A singular, inflexible attendance mandate operates on a highly flawed assumption: that every student possesses the same physical baseline and structural privilege. By implementing rigid attendance clocks, Indian law schools have created a massive blind spot around student diversity, most notably concerning persons with disabilities (PwD) and those navigating chronic health conditions.

​Under the Rights of Persons with Disabilities (RPwD) Act, 2016, institutions are legally mandated to offer "reasonable accommodation" to ensure equal access. Yet, the daily reality inside law campuses is a stark contradiction. Many law campuses lack basic barrier-free infrastructure, smooth sensory environments, or flexible formatting. Expecting a PwD candidate to relentlessly endure a grueling, physical 9-to-5 schedule day in and day out - solely to feed a biometric machine without an inclusive ecosystem - is systemic cruelty. Instead of designing creative, accessible pathways for learning, administrations default to their favorite punitive tool: exam debarment.

​When law schools refuse to extend this logic to their own attendance frameworks, they treat education as an endurance test rather than an intellectual pursuit.

​This rigid administrative mindset directly fuels a compounding mental health crisis. The tragic suicide of Sushant Rohilla at Amity University - the very foundation of the Delhi High Court's intervention - was a horrific warning of what happens when institutional empathy is entirely replaced by algorithmic presentism. Forcing an ambitious student to repeat an entire academic year because of an attendance shortage does not build discipline. It induces profound isolation, anxiety and despair.

​Similarly, the Madhya Pradesh High Court recently had to step in to protect a student barred over pregnancy-related absences, declaring that "marriage or pregnancy cannot obstruct education." Why must students consistently drag their universities to High Courts just to plead for basic human empathy? By using attendance shortages as a weapon to detain students, our law schools are failing in their foundational duty: to create a safe, vibrant and interesting space where all students feel they belong.

The path to relevance

The Supreme Court’s anxieties miss a crucial, self-inflicted truth: the physical campus only loses its meaning when the institution fails to provide anything of value inside its walls. Forcing students to sit through hours of uninspired lectures will not restore the sanctity of the classroom. Empty chairs are a diagnostic report card for the faculty, not a moral failure of the student body.

If the legal profession thrives on innovation and fierce advocacy, pedagogy must evolve beyond the passive dictation of decades-old notes.

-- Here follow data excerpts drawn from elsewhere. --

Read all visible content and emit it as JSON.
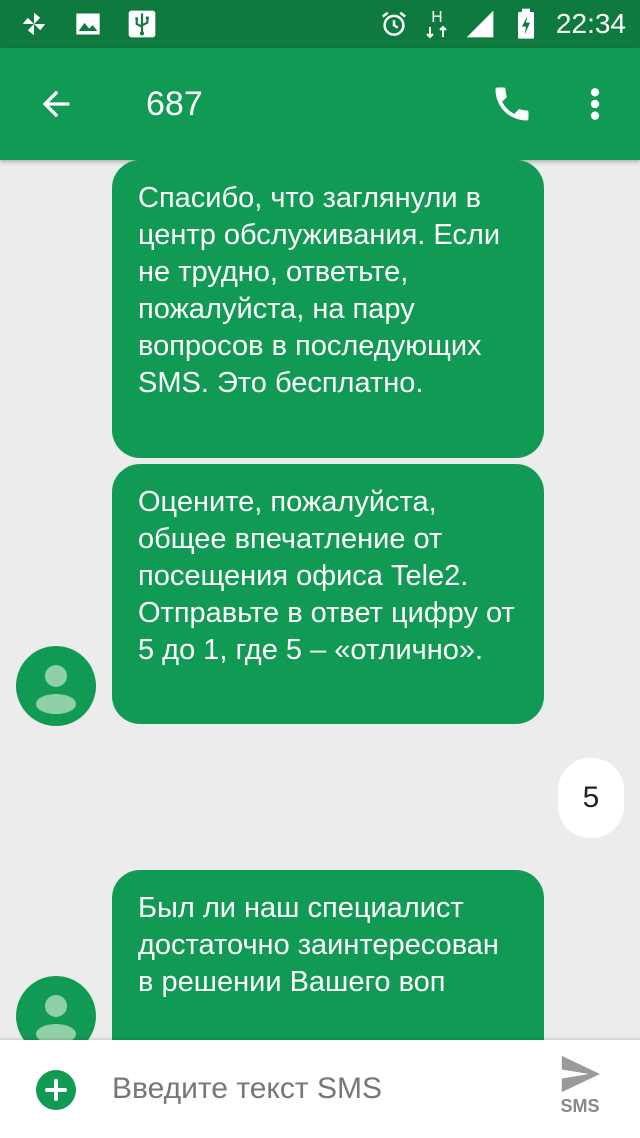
{
  "status_bar": {
    "time": "22:34",
    "network_type": "H",
    "icons": [
      "pinwheel-icon",
      "image-icon",
      "usb-icon",
      "alarm-icon",
      "network-arrows-icon",
      "signal-icon",
      "battery-charging-icon"
    ]
  },
  "toolbar": {
    "title": "687",
    "back_icon": "arrow-back-icon",
    "call_icon": "phone-icon",
    "more_icon": "more-vert-icon"
  },
  "messages": [
    {
      "direction": "incoming",
      "text": "Спасибо, что заглянули в центр обслуживания. Если не трудно, ответьте, пожалуйста, на пару вопросов в последующих SMS. Это бесплатно."
    },
    {
      "direction": "incoming",
      "text": "Оцените, пожалуйста, общее впечатление от посещения офиса Tele2. Отправьте в ответ цифру от 5 до 1, где 5 – «отлично»."
    },
    {
      "direction": "outgoing",
      "text": "5"
    },
    {
      "direction": "incoming",
      "text": "Был ли наш специалист достаточно заинтересован в решении Вашего воп"
    }
  ],
  "compose": {
    "placeholder": "Введите текст SMS",
    "send_label": "SMS"
  },
  "colors": {
    "status_bar": "#0e7a3f",
    "toolbar": "#119a54",
    "bubble_incoming": "#119a54",
    "bubble_outgoing": "#ffffff",
    "background": "#ececec"
  }
}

True reform requires an environment where hours spent on independent research, active legal aid clinics and competitive mooting are naturally valued as the core of legal education.

​The Sushant Rohilla tragedy and the relentless wave of student litigation are clear warnings to the regulators that the old ways are simply no longer sustainable. Punitive debarment is a lazy shortcut for a system unwilling to look in the mirror. Until our law schools abandon administrative coercion and build a practical, flexible and inclusive learning environment, empty lecture halls will remain a monument to institutional failure, no matter how many stays the courts grant. Instead of blindly punishing students, the legal fraternity must investigate the cause.